Die Bürgermeisterin erinnerte daran, dass die bisherige Variante zwischen Wohn- und Gewerbegebiet verlaufe. Die Tendenz im Rat ging zur ortsferneren Version, da zum einen die Option zur Erweiterung des Gewerbegebiets vorhanden sei und zum anderen die Lärmbelästigung für das benachbarte Wohngebiet geringer sei.

Auf der anderen Seite gebe es bei der ortsfernen Variante Bedenken der Landwirtschaft wegen des höheren Landverbrauchs und der notwendigen Flurbereinigung, so der Hinweis der Bürgermeisterin. Sie wollte in die Überlegungen zur Ortsumgehung auch die künftige Abwasserentsorgung einbezogen wissen, da Wiesenbronn an die Kitzinger Kläranlage anschließen will. Weshalb erst die Änderung des Flächennutzungsplans durch das Ingenieurbüro Weimann abgewartet werden sollte. Ein Vorschlag, der die Zustimmung im Ratsgremium fand.

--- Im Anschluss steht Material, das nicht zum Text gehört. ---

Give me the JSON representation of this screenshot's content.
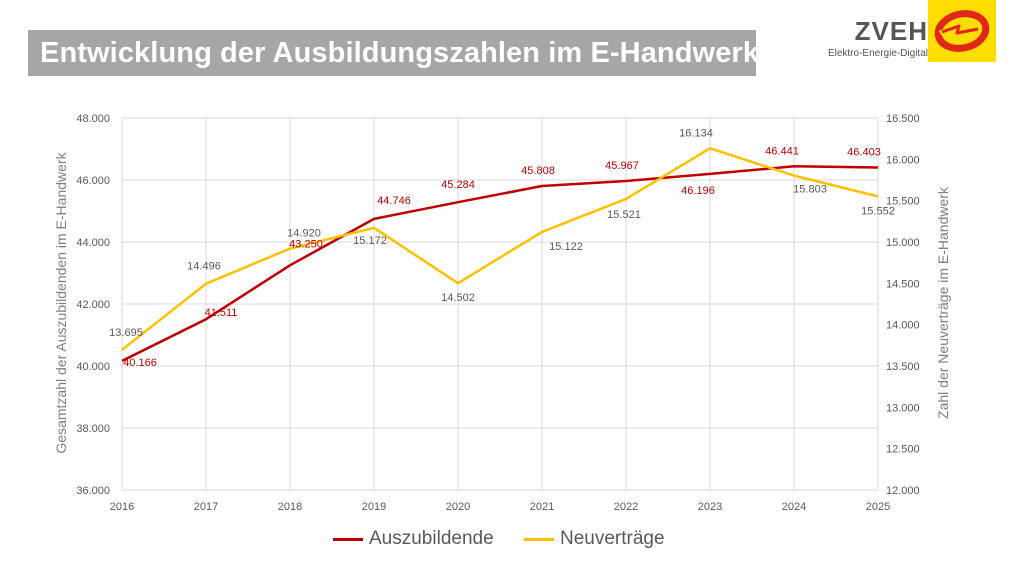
{
  "title": "Entwicklung der Ausbildungszahlen im E-Handwerk",
  "brand": {
    "name": "ZVEH",
    "tagline": "Elektro-Energie-Digital",
    "colors": {
      "logo_background": "#ffdd00",
      "logo_mark": "#e2261a"
    }
  },
  "chart_data": {
    "type": "line",
    "x": [
      "2016",
      "2017",
      "2018",
      "2019",
      "2020",
      "2021",
      "2022",
      "2023",
      "2024",
      "2025"
    ],
    "series": [
      {
        "name": "Auszubildende",
        "axis": "left",
        "color": "#c00000",
        "values": [
          40166,
          41511,
          43250,
          44746,
          45284,
          45808,
          45967,
          46196,
          46441,
          46403
        ],
        "labels": [
          "40.166",
          "41.511",
          "43.250",
          "44.746",
          "45.284",
          "45.808",
          "45.967",
          "46.196",
          "46.441",
          "46.403"
        ]
      },
      {
        "name": "Neuverträge",
        "axis": "right",
        "color": "#ffc000",
        "values": [
          13695,
          14496,
          14920,
          15172,
          14502,
          15122,
          15521,
          16134,
          15803,
          15552
        ],
        "labels": [
          "13.695",
          "14.496",
          "14.920",
          "15.172",
          "14.502",
          "15.122",
          "15.521",
          "16.134",
          "15.803",
          "15.552"
        ]
      }
    ],
    "y_left": {
      "label": "Gesamtzahl der Auszubildenden im E-Handwerk",
      "range": [
        36000,
        48000
      ],
      "ticks": [
        "36.000",
        "38.000",
        "40.000",
        "42.000",
        "44.000",
        "46.000",
        "48.000"
      ]
    },
    "y_right": {
      "label": "Zahl der Neuverträge im E-Handwerk",
      "range": [
        12000,
        16500
      ],
      "ticks": [
        "12.000",
        "12.500",
        "13.000",
        "13.500",
        "14.000",
        "14.500",
        "15.000",
        "15.500",
        "16.000",
        "16.500"
      ]
    },
    "grid": true,
    "legend_position": "bottom"
  }
}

Leerrohr und private Anschlüsse möglich?

Telekom möchte eine Leitung vom Rathaus entlang der Hauptstraße und des Seegartens zum Anwesen Düll verlegen, wozu es keinen Einwand gab. Die Bürgermeisterin hatte angefragt, ob auch ein Leerrohr verlegt werden könne, was nach Auskunft der Firma möglich sei und einstimmig befürwortet wurde. Es kommt nun noch die Nachfrage, ob auch private Anschlüsse möglich seien.

Juliane Ackermann berichtete, dass die Theatergruppe nicht nur auf der Bühne, sondern auch in finanzieller Hinsicht Erfolg gehabt habe und nun 1000 Euro für einen Defibrillator spenden möchte. Die Ratsmitglieder waren ob des Ansinnens hoch erfreut: "Eine gute Idee", meinte die Bürgermeisterin. Noch nicht geklärt ist die Standortfrage, vorgeschlagen wurde der Eingangsbereich der Raiffeisenfiliale.